Complexity and cost of drug development are now beyond the knowledge and operational capacity of single organisations. Therefore, a tremendous deviation from the traditional path of drug discovery and new forms of multidisciplinary partnerships are needed. The European Organisation for Research and Treatment of Cancer (EORTC) proposes the use of collaborative molecular screening platforms (CMSPs) as a new approach to tackle this issue. In a paper published in the Nature Reviews Clinical Oncology, the EORTC researchers describe how CMSPs could help serve these needs.
Drug developers are confronted with major patent expiries, increased payer scrutiny, changing priorities, shifting business models, increased risk averseness, increased clinical trial costs, not to mention issues concerning research and development productivity. An accompanying EORTC news stresses the need for better ways to identify new candidate drugs and a new drug development pathway that is compatible with research aimed at understanding the biology of a cancer and simultaneously able to support the design and conduct of subsequent confirmatory trials.
Collaborative Molecular Screening Platforms
The EORTC researchers argue in their paper that new forms of partnership, as well as an integrated model of cancer research are needed. The CMSPs offer a high quality integrated infrastructure for efficient screening of patients with cancer for specific molecular alterations.

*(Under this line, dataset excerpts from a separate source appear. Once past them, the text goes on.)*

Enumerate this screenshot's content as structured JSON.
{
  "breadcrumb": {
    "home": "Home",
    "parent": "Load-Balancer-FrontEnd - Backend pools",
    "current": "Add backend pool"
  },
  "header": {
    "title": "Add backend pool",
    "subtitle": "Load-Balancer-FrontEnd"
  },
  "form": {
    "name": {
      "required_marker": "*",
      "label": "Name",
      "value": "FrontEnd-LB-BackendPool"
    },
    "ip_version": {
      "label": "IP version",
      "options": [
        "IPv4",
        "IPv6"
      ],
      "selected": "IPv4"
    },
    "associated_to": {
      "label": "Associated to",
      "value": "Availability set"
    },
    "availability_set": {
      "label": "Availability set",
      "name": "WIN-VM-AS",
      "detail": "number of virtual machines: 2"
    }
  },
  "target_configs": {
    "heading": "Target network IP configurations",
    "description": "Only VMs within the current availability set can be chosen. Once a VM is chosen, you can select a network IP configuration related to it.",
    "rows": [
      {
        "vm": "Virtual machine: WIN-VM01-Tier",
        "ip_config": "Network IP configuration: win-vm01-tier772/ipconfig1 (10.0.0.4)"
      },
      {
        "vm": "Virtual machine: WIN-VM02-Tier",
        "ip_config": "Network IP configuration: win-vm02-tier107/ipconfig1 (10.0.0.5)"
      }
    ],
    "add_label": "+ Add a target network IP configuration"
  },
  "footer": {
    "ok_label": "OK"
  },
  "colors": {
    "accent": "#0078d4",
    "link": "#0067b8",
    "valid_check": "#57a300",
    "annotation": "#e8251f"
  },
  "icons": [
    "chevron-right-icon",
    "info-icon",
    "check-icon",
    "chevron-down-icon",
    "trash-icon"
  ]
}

Such identified alterations will define target populations for early trials with novel targeted agents. In their article, EORTC researchers foresee that pharmaceutical industry partners would be in a position to propose candidate drugs for clinical trials which could be plugged into the platform. Patients fulfilling the inclusion criteria for one or more trials would be notified by their physician and given the option of participating.

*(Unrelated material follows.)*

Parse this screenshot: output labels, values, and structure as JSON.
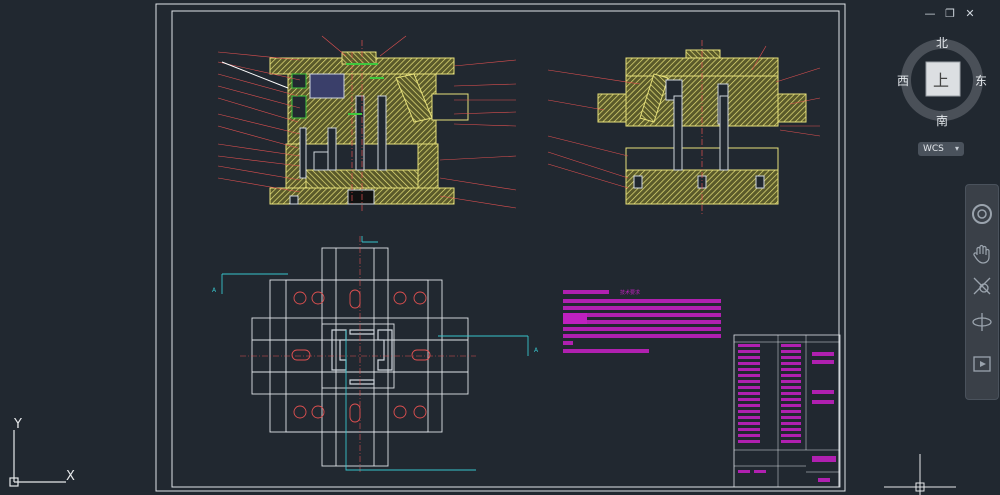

According to Dr Denis Lacombe, EORTC Director and lead author of this paper, “instead of designing trials which must find patients for a particular drug, the question will become which drug should be given to a particular subset of patients with an identified molecular alteration.”
As information-sharing platforms, the SMSPs enable researchers to learn from failures. They accommodate the integration of information from continuous risk assessments and pave the way for an adaptive licensing strategy. Importantly, they enhance the expertise of the constituent partners by combining their efforts within a cost-sharing model and could very well lead to the achievement of personalised medicine.
This article; describing some of the challenges to advancing drug development and improving medical treatments and how these hurdles can be overcome, is very important, as current drug development procedures are far from optimal, as is exemplified by the late-stage failure of several drugs. The identification of new drugs urgently requires approaches based on a solid understanding of cancer biology, and that will support the design of robust confirmatory trials. The EORTC proposal has therefore arrived in a timely fashion.